VP Nguyen Cao Ky once said that he wanted to keep his last name so he could come back to Vietnam without sounding like a foreigner. Well, he did.

His daughter took that to the next level: keeping her father’s name in its entirety, while adding and ending it with her  first name (Nguyen Cao Ky + Duyen). She made it as a co-host of Paris By Night video series (celeb life style: got to change who you hang out with, and while at it, reinvent yourself). If history repeats itself, Brad and Angelina beat her to the punch as well (they rode in a scooter before the helmet law came into effect a while back).

So back to our Google search for the Nguyen. Back then, our ancestors weren’t originally Nguyen. The sad truth was, we adapted to the King’s demand and command (conformity and allegiance).  Nguyen has morphed into a generic code,

with mixed connotations: part Chinese, part French, part US, and now the Seven Seas.

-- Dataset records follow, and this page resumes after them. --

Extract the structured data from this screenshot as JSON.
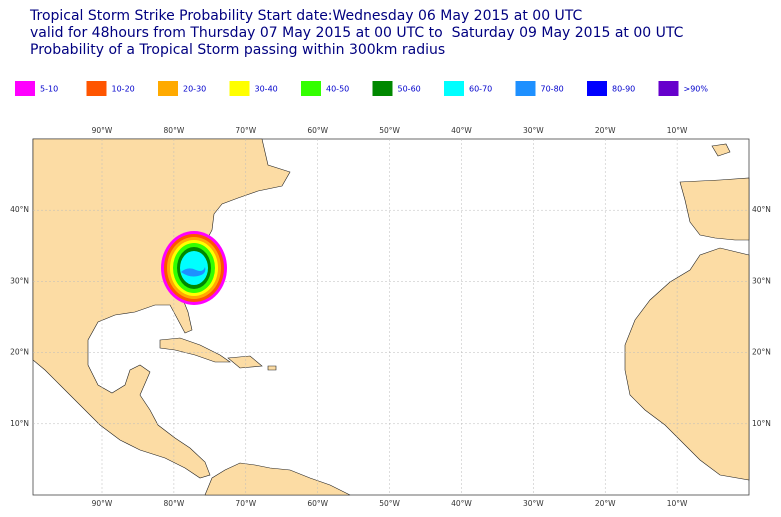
{
  "header": {
    "title_lines": [
      "Tropical Storm Strike Probability Start date:Wednesday 06 May 2015 at 00 UTC",
      "valid for 48hours from Thursday 07 May 2015 at 00 UTC to  Saturday 09 May 2015 at 00 UTC",
      "Probability of a Tropical Storm passing within 300km radius"
    ]
  },
  "legend": [
    {
      "label": "5-10",
      "color": "#ff00ff"
    },
    {
      "label": "10-20",
      "color": "#ff5500"
    },
    {
      "label": "20-30",
      "color": "#ffaa00"
    },
    {
      "label": "30-40",
      "color": "#ffff00"
    },
    {
      "label": "40-50",
      "color": "#33ff00"
    },
    {
      "label": "50-60",
      "color": "#008800"
    },
    {
      "label": "60-70",
      "color": "#00ffff"
    },
    {
      "label": "70-80",
      "color": "#1e90ff"
    },
    {
      "label": "80-90",
      "color": "#0000ff"
    },
    {
      "label": ">90%",
      "color": "#6600cc"
    }
  ],
  "map": {
    "xlim": [
      -99.6,
      0
    ],
    "ylim": [
      0,
      50
    ],
    "xticks": [
      {
        "value": -90,
        "label": "90°W"
      },
      {
        "value": -80,
        "label": "80°W"
      },
      {
        "value": -70,
        "label": "70°W"
      },
      {
        "value": -60,
        "label": "60°W"
      },
      {
        "value": -50,
        "label": "50°W"
      },
      {
        "value": -40,
        "label": "40°W"
      },
      {
        "value": -30,
        "label": "30°W"
      },
      {
        "value": -20,
        "label": "20°W"
      },
      {
        "value": -10,
        "label": "10°W"
      }
    ],
    "yticks": [
      {
        "value": 10,
        "label": "10°N"
      },
      {
        "value": 20,
        "label": "20°N"
      },
      {
        "value": 30,
        "label": "30°N"
      },
      {
        "value": 40,
        "label": "40°N"
      }
    ]
  }
}
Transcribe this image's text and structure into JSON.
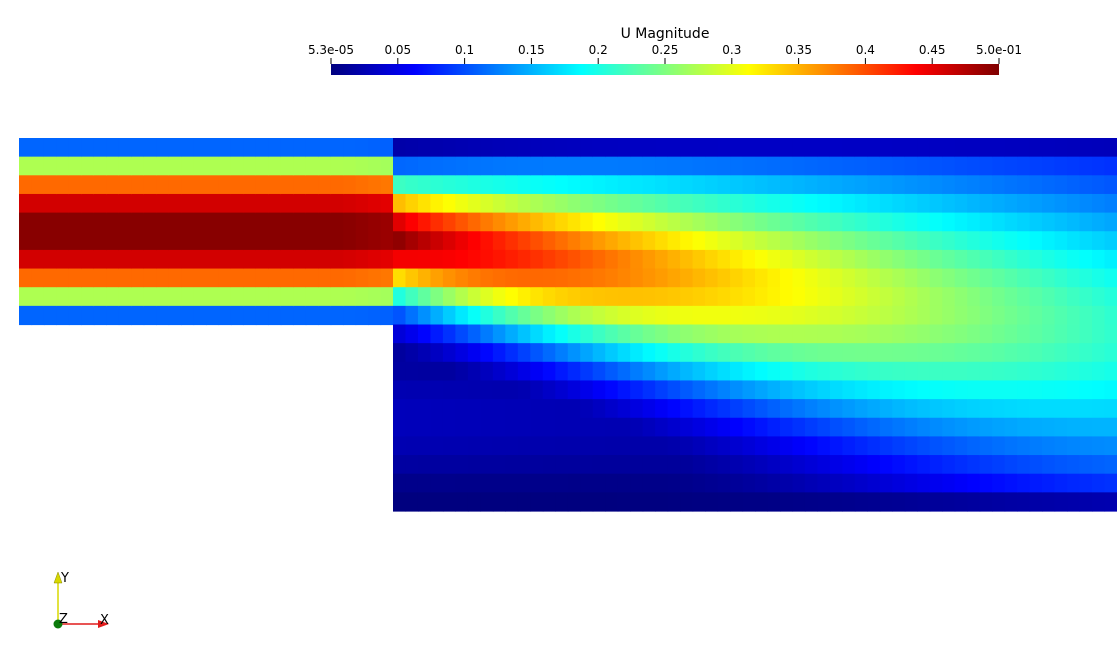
{
  "colorbar": {
    "title": "U Magnitude",
    "ticks": [
      "5.3e-05",
      "0.05",
      "0.1",
      "0.15",
      "0.2",
      "0.25",
      "0.3",
      "0.35",
      "0.4",
      "0.45",
      "5.0e-01"
    ]
  },
  "orientation_axes": {
    "y": "Y",
    "z": "Z",
    "x": "X"
  },
  "colors": {
    "colormap": [
      "#00007f",
      "#0000ff",
      "#00ffff",
      "#ffff00",
      "#ff0000",
      "#7f0000"
    ],
    "x_axis": "#e11b1b",
    "y_axis": "#d8d800",
    "z_axis": "#0b7a0b"
  }
}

The Nguyen are now inter-marrying (as in my families), and the third generation of Nguyen might still bear the name, but the gene mutation has morphed beyond recognition (unless kids wear “ao dai”  during Tet). My nephew and niece inter-married

and produced offerings of mixed heritage. Our Thanksgiving at times, looks like a UN Security Council, deciding on the fate

of Syrian Chemical Weapon Disposal.

Maybe someday, they will put a Nguyen in the White House. One term would be fine. Let’s see if he/she can do better than his/her predecessors.

Or the system (which according to the latest CNN poll, 86% said the government is broken) itself not only helps this future Nguyen look Presidential, but also renders him/her ineffectual. I broke my arm on my first month learning Kung-Fu. It hurt like hell. Took a long time to heal. Perhaps something broken can be healed. First: recognition of the pain. Second: be patient. Third: put on a cast to speed up recovery. In my case, it was a long summer staying indoors.

We won’t hear much about  US might or Exceptionalism in near term.

Friedman (of the Flat World) beat me to it in his op-ed “fat years, lean years”. Or like Chairman of HSBC is coming out with “Good values”, a call for reflections. It would be interesting to see the turn-out in Las Vegas Caesars (Coliseum  built for Celine Dion, whose Roman original motif was blood sports) to hear Former President Bill Clinton (who charged for a talk about “global interdependence” themes).

That broken arm the summer of my Junior High (while “tous les garcons et les filles de mon age, …se promene dans la rue) set me on a different course ever since: pause to think and be reflective . The US and the Nguyen got something in common: we both had been very ambitious to the point of having an illusion of grandeur until the crash. I and many other Nguyen knew it well: even in and through a worst-case scenario, we have managed to get PhD’s, started companies, invented products and run for office.

I still know when that slight pause came during roll call. But these days, it just my first name that they had trouble pronouncing. If only they knew that it meant “win”, as in win-win solution. At least, we got pass the Nguyen part. Just Google them, and find out for yourselves. It’s the same story you would find in NYT today about a Hasidic matriarch who came and had 2000 descendants. It’s the story that repeats itself time and time again here in America. It’s your story. It’s our story.